Experts catch up with the bleeding obvious (again)
The surge in mental health referrals among young people has prompted debate among experts about the cause - and the most effective solution
www.bbc.co.uk
That article's just a load of fluff, which just regurgitates a few talking points. Over 10 years ago, I was working in schools, and it was accepted as fact, at least amongst my fellow mental health professionals, that a) the education system was toxic and unnecessarily stressful ("but they're learning lessons which will help them in the workplace"...uh, nope), b) the best thing we could do was help young people develop resilience to cope with the undue levels of stress and anxiety that were being provoked in them.
All this article is essentially saying is that the issue is being recognised beyond mental health professionals. But there's a long road between that recognition and anyone actually doing anything practical about it, like taking a long hard look at our education system and why it causes so much harm to so many people, far less actually putting realistic funding into the service.

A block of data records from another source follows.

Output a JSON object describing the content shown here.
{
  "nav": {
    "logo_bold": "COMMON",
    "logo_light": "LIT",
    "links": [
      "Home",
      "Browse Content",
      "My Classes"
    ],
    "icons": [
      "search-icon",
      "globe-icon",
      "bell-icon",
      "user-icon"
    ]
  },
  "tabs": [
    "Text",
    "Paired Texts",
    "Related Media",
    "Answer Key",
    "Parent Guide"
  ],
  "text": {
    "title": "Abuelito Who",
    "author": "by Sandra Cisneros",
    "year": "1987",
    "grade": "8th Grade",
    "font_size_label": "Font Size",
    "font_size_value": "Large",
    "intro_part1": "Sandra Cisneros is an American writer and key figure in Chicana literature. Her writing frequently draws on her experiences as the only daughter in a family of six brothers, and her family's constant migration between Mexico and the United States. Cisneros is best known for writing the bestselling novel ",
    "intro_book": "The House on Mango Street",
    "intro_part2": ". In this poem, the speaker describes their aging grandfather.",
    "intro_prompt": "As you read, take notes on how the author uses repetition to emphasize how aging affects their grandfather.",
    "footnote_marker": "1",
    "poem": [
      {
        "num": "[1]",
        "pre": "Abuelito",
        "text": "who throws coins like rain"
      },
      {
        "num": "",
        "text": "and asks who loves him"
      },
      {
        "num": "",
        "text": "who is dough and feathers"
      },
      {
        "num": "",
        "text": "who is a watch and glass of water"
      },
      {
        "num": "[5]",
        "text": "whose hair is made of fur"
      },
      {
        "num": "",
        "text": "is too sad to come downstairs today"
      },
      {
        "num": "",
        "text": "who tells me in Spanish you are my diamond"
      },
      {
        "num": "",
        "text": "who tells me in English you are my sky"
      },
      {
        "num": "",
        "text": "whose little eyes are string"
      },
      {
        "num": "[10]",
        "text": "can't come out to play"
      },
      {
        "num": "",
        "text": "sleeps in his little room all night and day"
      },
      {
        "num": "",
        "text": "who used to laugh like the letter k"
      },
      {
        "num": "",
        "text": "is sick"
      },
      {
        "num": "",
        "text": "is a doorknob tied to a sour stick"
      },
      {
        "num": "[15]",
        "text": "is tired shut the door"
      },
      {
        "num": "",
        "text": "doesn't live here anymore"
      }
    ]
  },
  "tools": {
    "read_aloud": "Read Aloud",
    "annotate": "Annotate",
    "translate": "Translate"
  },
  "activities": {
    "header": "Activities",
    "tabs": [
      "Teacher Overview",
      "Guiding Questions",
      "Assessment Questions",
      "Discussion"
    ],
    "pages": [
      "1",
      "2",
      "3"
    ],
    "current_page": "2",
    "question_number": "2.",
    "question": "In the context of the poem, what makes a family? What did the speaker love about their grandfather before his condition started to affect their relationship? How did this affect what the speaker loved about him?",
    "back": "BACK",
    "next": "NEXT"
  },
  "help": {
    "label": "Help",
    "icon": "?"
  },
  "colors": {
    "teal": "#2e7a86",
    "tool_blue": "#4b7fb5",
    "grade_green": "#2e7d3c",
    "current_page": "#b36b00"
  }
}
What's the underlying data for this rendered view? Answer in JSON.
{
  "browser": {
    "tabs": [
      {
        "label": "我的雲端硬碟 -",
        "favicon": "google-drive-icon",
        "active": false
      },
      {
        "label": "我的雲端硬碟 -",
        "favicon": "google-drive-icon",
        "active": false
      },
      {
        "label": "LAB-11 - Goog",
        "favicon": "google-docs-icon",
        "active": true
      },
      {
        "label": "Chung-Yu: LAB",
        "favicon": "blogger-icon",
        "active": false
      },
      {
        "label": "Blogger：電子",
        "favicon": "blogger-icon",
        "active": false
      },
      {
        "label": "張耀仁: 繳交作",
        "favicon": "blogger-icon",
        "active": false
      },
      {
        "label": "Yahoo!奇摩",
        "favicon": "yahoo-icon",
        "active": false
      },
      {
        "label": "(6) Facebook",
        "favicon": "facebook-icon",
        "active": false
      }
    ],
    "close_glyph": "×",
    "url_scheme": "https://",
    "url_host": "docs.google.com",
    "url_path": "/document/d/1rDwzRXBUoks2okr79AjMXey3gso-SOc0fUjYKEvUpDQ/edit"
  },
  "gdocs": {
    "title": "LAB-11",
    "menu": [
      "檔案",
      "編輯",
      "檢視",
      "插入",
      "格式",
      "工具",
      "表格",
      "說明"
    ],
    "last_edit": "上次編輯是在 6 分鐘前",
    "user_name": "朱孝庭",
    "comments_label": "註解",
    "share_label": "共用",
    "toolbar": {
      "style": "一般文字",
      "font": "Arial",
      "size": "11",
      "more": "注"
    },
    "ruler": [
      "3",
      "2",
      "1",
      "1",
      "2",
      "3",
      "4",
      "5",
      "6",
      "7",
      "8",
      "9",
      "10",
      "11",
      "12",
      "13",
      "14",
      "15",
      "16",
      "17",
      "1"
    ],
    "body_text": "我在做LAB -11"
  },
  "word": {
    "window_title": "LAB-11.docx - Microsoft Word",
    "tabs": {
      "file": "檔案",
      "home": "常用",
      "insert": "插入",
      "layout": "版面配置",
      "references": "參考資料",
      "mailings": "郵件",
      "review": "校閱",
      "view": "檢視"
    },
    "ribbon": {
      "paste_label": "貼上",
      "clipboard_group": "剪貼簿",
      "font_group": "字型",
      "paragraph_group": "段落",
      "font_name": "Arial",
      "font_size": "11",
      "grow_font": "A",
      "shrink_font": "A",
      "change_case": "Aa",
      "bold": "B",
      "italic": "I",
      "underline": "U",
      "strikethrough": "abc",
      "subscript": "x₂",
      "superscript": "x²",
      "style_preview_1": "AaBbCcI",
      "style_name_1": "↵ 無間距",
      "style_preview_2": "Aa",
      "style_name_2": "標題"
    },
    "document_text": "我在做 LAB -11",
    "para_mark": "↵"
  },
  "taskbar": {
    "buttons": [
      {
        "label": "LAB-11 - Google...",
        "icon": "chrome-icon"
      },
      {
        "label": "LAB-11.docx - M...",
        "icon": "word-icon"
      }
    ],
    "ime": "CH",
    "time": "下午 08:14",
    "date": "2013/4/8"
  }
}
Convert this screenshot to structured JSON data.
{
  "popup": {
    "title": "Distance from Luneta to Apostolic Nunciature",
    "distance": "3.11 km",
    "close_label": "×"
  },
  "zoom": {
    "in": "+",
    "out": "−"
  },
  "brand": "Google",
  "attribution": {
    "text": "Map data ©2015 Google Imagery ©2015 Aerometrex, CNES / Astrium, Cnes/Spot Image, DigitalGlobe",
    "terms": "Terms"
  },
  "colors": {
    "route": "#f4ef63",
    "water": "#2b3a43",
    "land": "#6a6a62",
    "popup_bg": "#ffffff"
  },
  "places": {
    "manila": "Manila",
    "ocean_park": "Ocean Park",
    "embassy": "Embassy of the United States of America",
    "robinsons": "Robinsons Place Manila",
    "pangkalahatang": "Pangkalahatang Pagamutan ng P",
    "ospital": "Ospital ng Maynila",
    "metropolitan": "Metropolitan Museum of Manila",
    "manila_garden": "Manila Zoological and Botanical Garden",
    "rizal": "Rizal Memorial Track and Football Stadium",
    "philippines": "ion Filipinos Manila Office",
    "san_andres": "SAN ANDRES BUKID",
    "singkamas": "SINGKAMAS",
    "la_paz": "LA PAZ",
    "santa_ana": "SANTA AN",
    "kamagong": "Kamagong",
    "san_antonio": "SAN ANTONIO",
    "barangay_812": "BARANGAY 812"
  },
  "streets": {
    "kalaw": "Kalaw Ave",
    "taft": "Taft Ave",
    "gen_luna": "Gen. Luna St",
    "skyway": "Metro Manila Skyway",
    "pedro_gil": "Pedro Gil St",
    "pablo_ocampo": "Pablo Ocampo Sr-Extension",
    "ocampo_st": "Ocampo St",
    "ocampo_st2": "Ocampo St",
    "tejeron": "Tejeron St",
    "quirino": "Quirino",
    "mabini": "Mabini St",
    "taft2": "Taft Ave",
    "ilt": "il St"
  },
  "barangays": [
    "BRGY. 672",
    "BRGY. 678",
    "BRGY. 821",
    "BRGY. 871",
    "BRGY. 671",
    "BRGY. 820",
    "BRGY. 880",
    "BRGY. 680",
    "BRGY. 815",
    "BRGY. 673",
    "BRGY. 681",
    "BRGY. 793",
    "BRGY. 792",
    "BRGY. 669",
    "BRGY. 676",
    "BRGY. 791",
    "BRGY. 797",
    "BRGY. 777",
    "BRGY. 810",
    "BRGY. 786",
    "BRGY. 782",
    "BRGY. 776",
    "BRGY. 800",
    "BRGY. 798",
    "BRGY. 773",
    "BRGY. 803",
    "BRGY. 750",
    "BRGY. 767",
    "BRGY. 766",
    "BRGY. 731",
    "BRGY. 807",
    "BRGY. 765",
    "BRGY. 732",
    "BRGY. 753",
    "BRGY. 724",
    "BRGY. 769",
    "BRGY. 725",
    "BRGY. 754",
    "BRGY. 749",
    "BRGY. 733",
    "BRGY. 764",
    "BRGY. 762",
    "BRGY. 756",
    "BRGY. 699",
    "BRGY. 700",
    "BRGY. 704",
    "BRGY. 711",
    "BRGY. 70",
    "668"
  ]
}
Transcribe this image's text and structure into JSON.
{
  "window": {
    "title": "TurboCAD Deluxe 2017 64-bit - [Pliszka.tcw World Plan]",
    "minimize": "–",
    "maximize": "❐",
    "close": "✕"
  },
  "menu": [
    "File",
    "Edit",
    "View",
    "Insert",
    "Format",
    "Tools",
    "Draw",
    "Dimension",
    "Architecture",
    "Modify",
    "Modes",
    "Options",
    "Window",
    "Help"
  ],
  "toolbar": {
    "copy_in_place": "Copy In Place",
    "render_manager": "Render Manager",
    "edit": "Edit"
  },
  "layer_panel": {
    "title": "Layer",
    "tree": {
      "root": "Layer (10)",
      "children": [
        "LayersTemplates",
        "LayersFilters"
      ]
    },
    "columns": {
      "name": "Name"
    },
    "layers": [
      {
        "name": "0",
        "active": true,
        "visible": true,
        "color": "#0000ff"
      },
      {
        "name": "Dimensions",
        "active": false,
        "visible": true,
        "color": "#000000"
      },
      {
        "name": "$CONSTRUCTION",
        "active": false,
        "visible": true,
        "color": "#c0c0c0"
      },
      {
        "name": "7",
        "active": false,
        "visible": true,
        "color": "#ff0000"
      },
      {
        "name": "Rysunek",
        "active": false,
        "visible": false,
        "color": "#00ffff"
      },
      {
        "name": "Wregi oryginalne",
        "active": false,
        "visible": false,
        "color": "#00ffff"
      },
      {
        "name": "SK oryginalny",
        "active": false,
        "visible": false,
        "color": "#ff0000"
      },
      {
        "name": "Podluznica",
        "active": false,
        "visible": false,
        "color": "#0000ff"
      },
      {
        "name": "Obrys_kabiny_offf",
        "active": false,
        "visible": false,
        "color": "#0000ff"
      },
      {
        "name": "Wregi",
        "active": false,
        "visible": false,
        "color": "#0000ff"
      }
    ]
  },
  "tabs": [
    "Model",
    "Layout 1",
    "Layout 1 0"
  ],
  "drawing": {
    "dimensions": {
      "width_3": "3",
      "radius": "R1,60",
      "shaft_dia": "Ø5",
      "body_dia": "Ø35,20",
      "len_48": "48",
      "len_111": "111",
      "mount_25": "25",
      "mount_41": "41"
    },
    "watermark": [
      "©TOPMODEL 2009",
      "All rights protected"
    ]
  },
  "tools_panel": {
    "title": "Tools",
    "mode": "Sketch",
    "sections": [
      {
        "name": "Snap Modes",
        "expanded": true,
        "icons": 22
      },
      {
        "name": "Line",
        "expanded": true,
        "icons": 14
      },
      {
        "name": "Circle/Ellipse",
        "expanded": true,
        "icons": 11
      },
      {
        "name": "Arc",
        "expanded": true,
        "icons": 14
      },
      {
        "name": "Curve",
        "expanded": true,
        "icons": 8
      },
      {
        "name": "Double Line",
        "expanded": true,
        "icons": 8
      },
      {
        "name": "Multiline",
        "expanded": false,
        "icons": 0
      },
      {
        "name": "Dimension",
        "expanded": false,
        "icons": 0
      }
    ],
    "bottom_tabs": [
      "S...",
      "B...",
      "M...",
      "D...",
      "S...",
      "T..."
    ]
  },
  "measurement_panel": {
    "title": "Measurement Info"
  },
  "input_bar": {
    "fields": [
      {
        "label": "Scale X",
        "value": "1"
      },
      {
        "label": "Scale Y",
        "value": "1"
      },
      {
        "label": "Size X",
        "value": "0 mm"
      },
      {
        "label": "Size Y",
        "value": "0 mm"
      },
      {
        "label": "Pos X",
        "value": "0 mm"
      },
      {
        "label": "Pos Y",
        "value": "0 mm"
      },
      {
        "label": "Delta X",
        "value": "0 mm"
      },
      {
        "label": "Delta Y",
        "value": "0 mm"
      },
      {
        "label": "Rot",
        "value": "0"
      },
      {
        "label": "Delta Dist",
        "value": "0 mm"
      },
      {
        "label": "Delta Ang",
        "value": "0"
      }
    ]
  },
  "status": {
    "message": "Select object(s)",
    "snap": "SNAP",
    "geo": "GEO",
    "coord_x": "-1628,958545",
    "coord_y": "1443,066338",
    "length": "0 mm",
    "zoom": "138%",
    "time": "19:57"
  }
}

I don't work in that sector any more. Why? Because they cheesepared the funding time and again to the point where it was no longer possible to do any meaningful work in schools. And that was over 10 years ago. Colour me cynical, but I see nothing to indicate that the situation is any different now. The best we will see is some minimally funded stuff around "resilience building", no change in the toxic environments we shove our kids into, and lots of fingerpointing if the resilience stuff doesn't actually work - "well, it must be YOUR fault, then, anxious schoolchild".
I've seen too much of this bullshit over the years to have any faith in the idea that anything will ever get done about it.
And the irony is, if you were to do it on a cost/benefit basis, then provided you were prepared to amortise the benefits over a lifetime (or, frankly, 20 years would do), it would be an investment that paid off in spades.
But that won't happen. They'll be all over it right up until someone does the costings.